Beberapa waralaba film memang cuma berhasil menghasilkan uang dari para penonton yang telanjur penasaran untuk ngikutin seri-seri selanjutnya dalam dari sebuah film. Namun, balik lagi, meski laku di pasaran, ada aja waralaba film yang enggak lulus di mata para kritikus. Lo bisa lihat beberapa waralaba yang dimaksud di daftar pertama.

Nah, melanjutkan artikel sebelumnya, masih ada lima lagi waralaba film yang dinilai sebagai yang terburuk sepanjang masa. Lagi-lagi, bisa jadi film favorit lo ada dalam daftar ini, loh. Jadi, kuatin mental dulu, ya, kalau mau lanjutin baca.

 

1. Underworld (2003—2016)

Via Istimewa

Sejak awal rilis pada 2003, Underworld enggak pernah mendapat sambutan baik dari para kritikus film. Meski begitu, film tentang perang “dunia bawah” antara lycan melawan vampir ini enggak bisa dibilang enggak populer. Buktinya, film pertamanya aja berhasil ngeraih keuntungan total 95 juta dolar Amerika di seluruh dunia. Bahkan, sampai film terakhir, keuntungan total untuk kelima film dalam waralaba ini telah mencapai 539 juta dolar Amerika, melawan bujet 212 juta dolar Amerika.
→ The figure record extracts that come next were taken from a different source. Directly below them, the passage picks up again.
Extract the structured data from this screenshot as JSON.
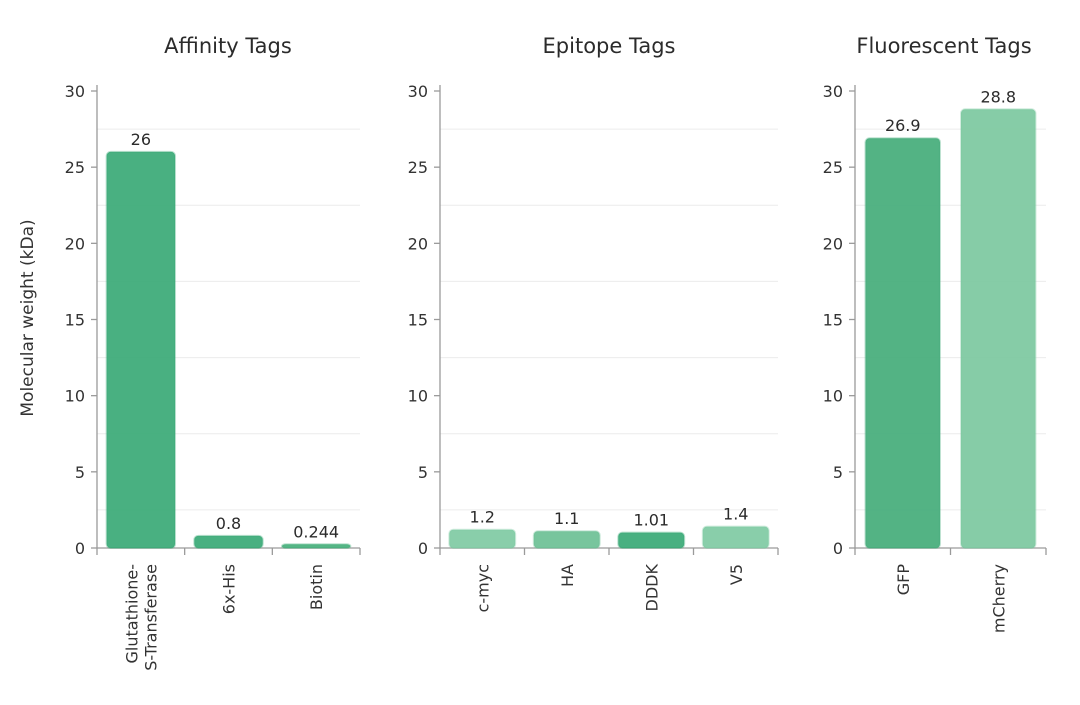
{
  "chart_data": [
    {
      "type": "bar",
      "title": "Affinity Tags",
      "ylabel": "Molecular weight (kDa)",
      "ylim": [
        0,
        30
      ],
      "yticks": [
        0,
        5,
        10,
        15,
        20,
        25,
        30
      ],
      "categories": [
        [
          "Glutathione-",
          "S-Transferase"
        ],
        [
          "6x-His"
        ],
        [
          "Biotin"
        ]
      ],
      "values": [
        26,
        0.8,
        0.244
      ],
      "labels": [
        "26",
        "0.8",
        "0.244"
      ],
      "colors": [
        "#3aa976",
        "#3aa976",
        "#46b07c"
      ]
    },
    {
      "type": "bar",
      "title": "Epitope Tags",
      "ylim": [
        0,
        30
      ],
      "yticks": [
        0,
        5,
        10,
        15,
        20,
        25,
        30
      ],
      "categories": [
        [
          "c-myc"
        ],
        [
          "HA"
        ],
        [
          "DDDK"
        ],
        [
          "V5"
        ]
      ],
      "values": [
        1.2,
        1.1,
        1.01,
        1.4
      ],
      "labels": [
        "1.2",
        "1.1",
        "1.01",
        "1.4"
      ],
      "colors": [
        "#7fcaa3",
        "#6cc095",
        "#3aa976",
        "#7fcaa3"
      ]
    },
    {
      "type": "bar",
      "title": "Fluorescent Tags",
      "ylim": [
        0,
        30
      ],
      "yticks": [
        0,
        5,
        10,
        15,
        20,
        25,
        30
      ],
      "categories": [
        [
          "GFP"
        ],
        [
          "mCherry"
        ]
      ],
      "values": [
        26.9,
        28.8
      ],
      "labels": [
        "26.9",
        "28.8"
      ],
      "colors": [
        "#44ad7a",
        "#7cc8a0"
      ]
    }
  ]
}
Sebetulnya, bisa dibilang Underworld cukup jadi favorit penggemar film-film dark. Soalnya, rata-rata skor di CinemaScore mencapai B+, loh. Namun, rata-rata skor dari kritikus di Rotten Tomatoes buat lima film dalam waralaba ini cuma 24%. Seburuk itukah?

Yah, kritikan pedas paling banyak ditujukan buat kisah yang gelap, tapi kayak minim konflik. Jalan ceritanya juga mudah ditebak buat sebuah konflik yang harusnya masif. Akhirnya, seluruh filmnya mendulang kritikan negatif, dengan film keduanya, Underworld: Evolution, meraih skor paling rendah (16%). Bahkan, seri terakhirnya yang dibintangi oleh si ganteng Theo James aja cuma dinilai bagus oleh 18 kritikus dari 87 kritikus yang menyumbang suara di situs itu.

 

2. The Divergent Series (2014—2016)

Via Istimewa

Beneran, deh, ini bukan salah Theo James kalau dua waralaba film yang dibintanginya dinilai jadi yang terburuk. Yap, waralaba yang diadaptasi dari novel fantasi young adults karya Veronica Roth ini juga senasib dengan waralaba yang udah dibahas sebelumnya. Skor rata-rata tiga film dalam waralaba ini di Rotten Tomatoes cuma 27,3%. Meski begitu, ketiganya berhasil meraih total pendapatan mencapai 765 juta dolar Amerika di seluruh dunia. Bujetnya juga lumayan besar, sih, sampai 305 juta dolar.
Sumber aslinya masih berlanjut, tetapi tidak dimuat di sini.